May 21 : 2026
Ksenia Mirnaya
Wit and rigor rarely share a frame this comfortably, but in Ksenia's winning image, surrealist humor and a precise eye for composition, tone, and concept feel made for each other.
by Lily Fierman
For me, portraiture is rarely just about a person’s appearance. It is more about the invisible space that forms around the subject.
Q:
Can you please tell us more about creating your winning image, “Vinyl Souls”?
A:
If I were writing the story of how this photograph and the other images from this series were born, I would begin like this:
"Every Saturday, our family gathers with our close friends in the sauna. It is an old family tradition rooted deeply in the past of our ancestors. But that evening, something unusual happened. I invited my hot sauna guests into a small performance I had imagined for a very long time...
Since childhood, I had been fascinated by vinyl covers. I could spend hours looking at their faces, imagining their personalities, stories, and destinies. Years later, I began collecting records myself, and together with that collection came a desire to give the characters from those covers a chance to live their lives once again.
Vinyl covers merged with human bodies, and an ordinary gathering unexpectedly turned into a game of imagination. While also becoming a reflection of the roles we inherit or choose for ourselves.”
Q:
So much of your photography is in essence portraiture, but in reality, so much more.

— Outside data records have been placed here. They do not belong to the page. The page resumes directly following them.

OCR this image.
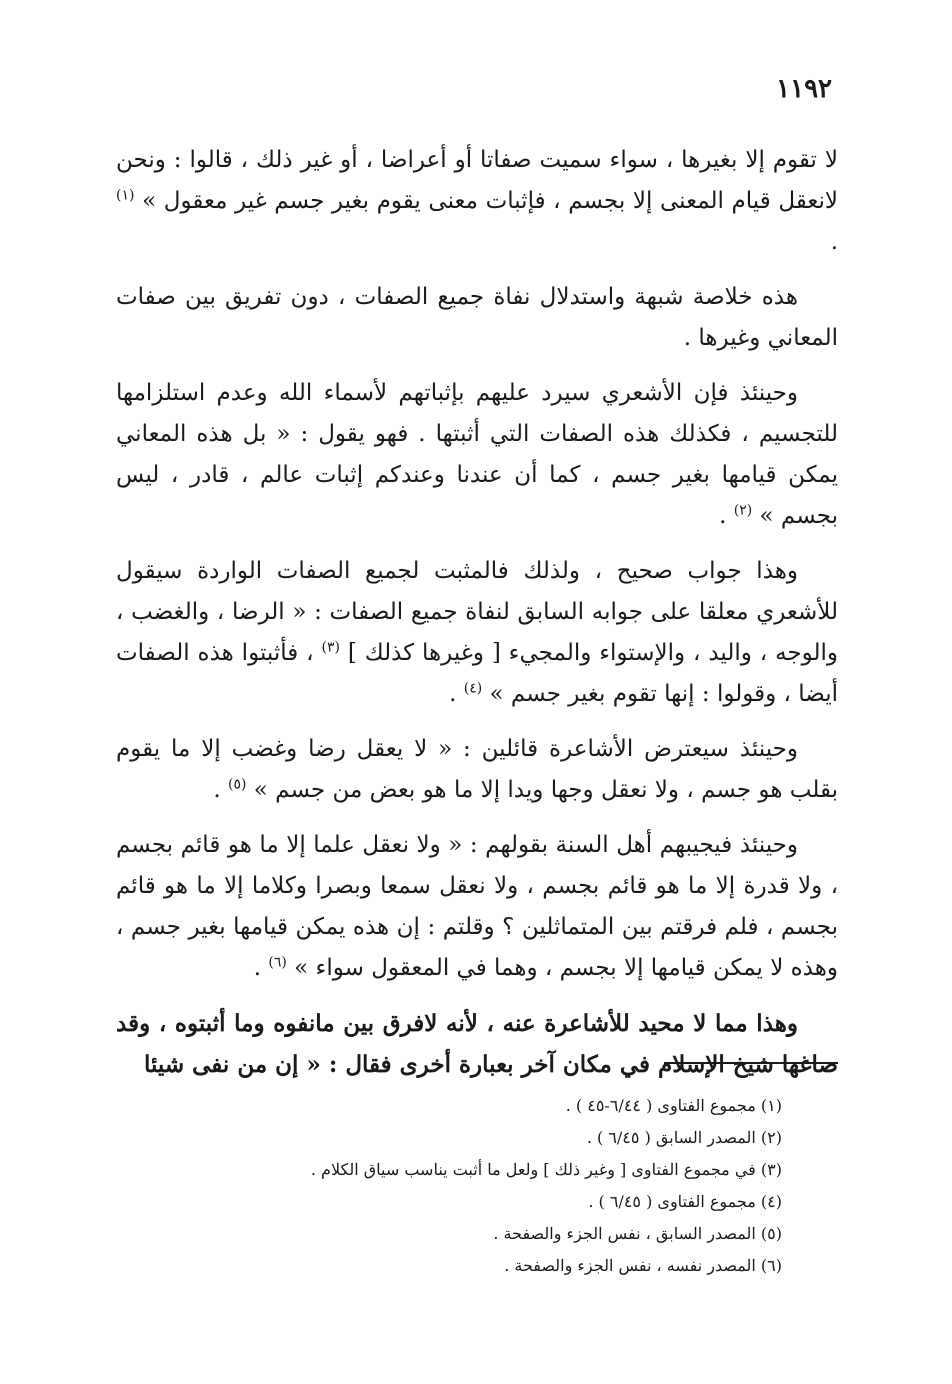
١١٩٢

لا تقوم إلا بغيرها ، سواء سميت صفاتا أو أعراضا ، أو غير ذلك ، قالوا : ونحن لانعقل قيام المعنى إلا بجسم ، فإثبات معنى يقوم بغير جسم غير معقول » $^{(١)}$ .

هذه خلاصة شبهة واستدلال نفاة جميع الصفات ، دون تفريق بين صفات المعاني وغيرها .

وحينئذ فإن الأشعري سيرد عليهم بإثباتهم لأسماء الله وعدم استلزامها للتجسيم ، فكذلك هذه الصفات التي أثبتها . فهو يقول : « بل هذه المعاني يمكن قيامها بغير جسم ، كما أن عندنا وعندكم إثبات عالم ، قادر ، ليس بجسم » $^{(٢)}$ .

وهذا جواب صحيح ، ولذلك فالمثبت لجميع الصفات الواردة سيقول للأشعري معلقا على جوابه السابق لنفاة جميع الصفات : « الرضا ، والغضب ، والوجه ، واليد ، والإستواء والمجيء [ وغيرها كذلك ] $^{(٣)}$ ، فأثبتوا هذه الصفات أيضا ، وقولوا : إنها تقوم بغير جسم » $^{(٤)}$ .

وحينئذ سيعترض الأشاعرة قائلين : « لا يعقل رضا وغضب إلا ما يقوم بقلب هو جسم ، ولا نعقل وجها ويدا إلا ما هو بعض من جسم » $^{(٥)}$ .

وحينئذ فيجيبهم أهل السنة بقولهم : « ولا نعقل علما إلا ما هو قائم بجسم ، ولا قدرة إلا ما هو قائم بجسم ، ولا نعقل سمعا وبصرا وكلاما إلا ما هو قائم بجسم ، فلم فرقتم بين المتماثلين ؟ وقلتم : إن هذه يمكن قيامها بغير جسم ، وهذه لا يمكن قيامها إلا بجسم ، وهما في المعقول سواء » $^{(٦)}$ .

وهذا مما لا محيد للأشاعرة عنه ، لأنه لافرق بين مانفوه وما أثبتوه ، وقد صاغها شيخ الإسلام في مكان آخر بعبارة أخرى فقال : « إن من نفى شيئا

(١) مجموع الفتاوى ( ٦/٤٤-٤٥ ) .
(٢) المصدر السابق ( ٦/٤٥ ) .
(٣) في مجموع الفتاوى [ وغير ذلك ] ولعل ما أثبت يناسب سياق الكلام .
(٤) مجموع الفتاوى ( ٦/٤٥ ) .
(٥) المصدر السابق ، نفس الجزء والصفحة .
(٦) المصدر نفسه ، نفس الجزء والصفحة .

Can you tell us about how you come up with your concepts for portraits?
A:
For me, portraiture is rarely just about a person’s appearance. It is more about the invisible space that forms around the subject. Most ideas come from observation: accidental light, gestures, objects, or human interaction. I love when photography leaves room for intuition, play, and surprise.
Q:
Who are some of the photographers you admire the most?
A:
I am inspired by artists who create their own worlds. I feel especially inspired by Sarah Moon, Tim Walker, Rodney Smith, and David Stewart for their poetry, theatricality, and sense of visual magic. But painting, music, cinema, books, and surrealism influence me just as deeply.
Q:
How much of the final image exists in your mind before the shoot, and how much is discovered in the moment?
A:
Usually, I begin with an emotional feeling of the future image, and more and more I am learning to feel it through my body. The most important things almost always appear during the shoot itself - through accident, humor, movement, human unpredictability, and sometimes even strangeness. Very often, the unplanned moments become the most alive and truthful ones.
Q:
How does stripping away color affect the psychological weight of your images?
A:
Black and white photography removes everything unnecessary and makes emotion louder! Without color, the viewer feels shape, gaze, gesture, and emotional tension more deeply. In “Vinyl Souls,” the black-and-white approach helped transform different people into one shared surreal space.
Q:
When does a portrait stop being a picture of a person and become something else entirely?
A:
I think this happens when the person in the frame becomes a metaphor through which the viewer recognizes something personal. The emotional response appears not because we are familiar with the subject, but because the image touches a memory inside us.
In my case, that connection became vinyl records. People rarely listen to them now, yet for many they are still connected to childhood, the atmosphere of the past, and family memories. Perhaps this is where the true strength of photography reveals itself. When something deeply personal becomes a shared feeling for other audiences.
Q:
What are you working on now?
A:
Right now, I’m especially interested in the idea of a visual code. The way images begin to live within collective memory and evoke recognizable feelings in people. This summer, I want to explore how an artist can work with familiar visual language and transform it into something deeply personal and authorial.